Authored by vsk on Feb 14 2020, 11:22 AM.

Details

Summary

For a file in WebKit, this brings the time spent in LiveDebugValues down
from 16 minutes to 2 minutes. The reduction comes from iterating the set
of open variable locations just once in transferRegisterDef. Post-patch,
the most expensive item inside of transferRegisterDef is a call to
VarLoc::isDescribedByReg, which we have to do.

Testing: I built LNT using the Os-g cmake cache with & without this
patch, then diffed the object files to verify there was no binary diff.

rdar://59446577

Diff Detail

Event Timeline

vsk created this revision.Feb 14 2020, 11:22 AM
Herald added a project: Restricted Project. · View Herald TranscriptFeb 14 2020, 11:22 AM
Herald added a subscriber: hiraditya. · View Herald Transcript
vsk added a comment.Feb 14 2020, 11:23 AM

(for reference, MachineCSE takes 4 minutes on this file...)

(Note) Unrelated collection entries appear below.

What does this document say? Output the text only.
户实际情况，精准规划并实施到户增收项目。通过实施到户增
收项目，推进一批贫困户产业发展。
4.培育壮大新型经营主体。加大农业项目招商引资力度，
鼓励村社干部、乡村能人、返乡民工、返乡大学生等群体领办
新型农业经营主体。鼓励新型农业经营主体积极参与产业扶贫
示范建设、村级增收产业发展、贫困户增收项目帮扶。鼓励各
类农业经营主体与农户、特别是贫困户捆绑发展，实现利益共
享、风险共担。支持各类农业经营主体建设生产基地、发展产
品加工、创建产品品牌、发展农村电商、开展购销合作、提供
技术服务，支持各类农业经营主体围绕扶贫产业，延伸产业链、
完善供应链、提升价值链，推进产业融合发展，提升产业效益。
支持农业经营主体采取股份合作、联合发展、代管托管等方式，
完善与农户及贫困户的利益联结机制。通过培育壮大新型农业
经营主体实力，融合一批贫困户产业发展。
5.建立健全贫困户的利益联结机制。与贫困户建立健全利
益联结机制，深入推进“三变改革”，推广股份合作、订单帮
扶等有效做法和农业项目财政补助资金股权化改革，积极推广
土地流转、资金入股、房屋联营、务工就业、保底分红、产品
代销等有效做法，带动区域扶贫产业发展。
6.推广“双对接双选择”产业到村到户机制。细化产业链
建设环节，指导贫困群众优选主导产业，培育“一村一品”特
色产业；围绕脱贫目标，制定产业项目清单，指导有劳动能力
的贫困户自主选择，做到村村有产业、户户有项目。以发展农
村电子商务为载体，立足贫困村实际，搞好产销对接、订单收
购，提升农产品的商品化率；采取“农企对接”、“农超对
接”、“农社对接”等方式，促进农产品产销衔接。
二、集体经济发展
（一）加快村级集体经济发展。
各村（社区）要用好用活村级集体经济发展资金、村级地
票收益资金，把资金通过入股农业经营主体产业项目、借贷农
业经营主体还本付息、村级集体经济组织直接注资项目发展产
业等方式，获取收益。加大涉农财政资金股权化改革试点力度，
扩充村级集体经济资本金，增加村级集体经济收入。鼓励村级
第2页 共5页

vsk updated this revision to Diff 244785.Feb 14 2020, 3:53 PM
vsk added a reviewer: NikolaPrica.
  • Exit early if Reg is undef.
jmorse accepted this revision.Feb 17 2020, 6:15 AM

LGTM,

/me rustles around some drawers,

I've uploaded D74706 which might be relevant to your interests. We've run into similar performance problems, but caused by hoards of DBG_VALUEs rather than by many clobbered registers, and indexing VarMap by machine location gave a significant compile-time performance improvement at the expense of some memory. I can prioritise getting it landed if you think it'd be useful.

Note that it doesn't address register masks, as we don't see many of those on x86.

llvm/lib/CodeGen/LiveDebugValues.cpp
935

Could we replace "inline" with "statically allocated" or something similar? Seeing "inline" here immediately makes me think of function-inlining (which is a relevant topic in LiveDebugValues), and confused me for a bit.

This revision is now accepted and ready to land.Feb 17 2020, 6:15 AM
vsk marked an inline comment as done.Feb 17 2020, 1:26 PM

LGTM,

/me rustles around some drawers,

I've uploaded D74706 which might be relevant to your interests. We've run into similar performance problems, but caused by hoards of DBG_VALUEs rather than by many clobbered registers, and indexing VarMap by machine location gave a significant compile-time performance improvement at the expense of some memory. I can prioritise getting it landed if you think it'd be useful.

This is very interesting, thank you for sharing. I think I explored a substantially similar approach, and decided that it wouldn't really work until we make iterating over VarLocSet /much/ faster. I've left comments in D74706.

llvm/lib/CodeGen/LiveDebugValues.cpp
935

Yes, I'll fix this before committing.

This revision was automatically updated to reflect the committed changes.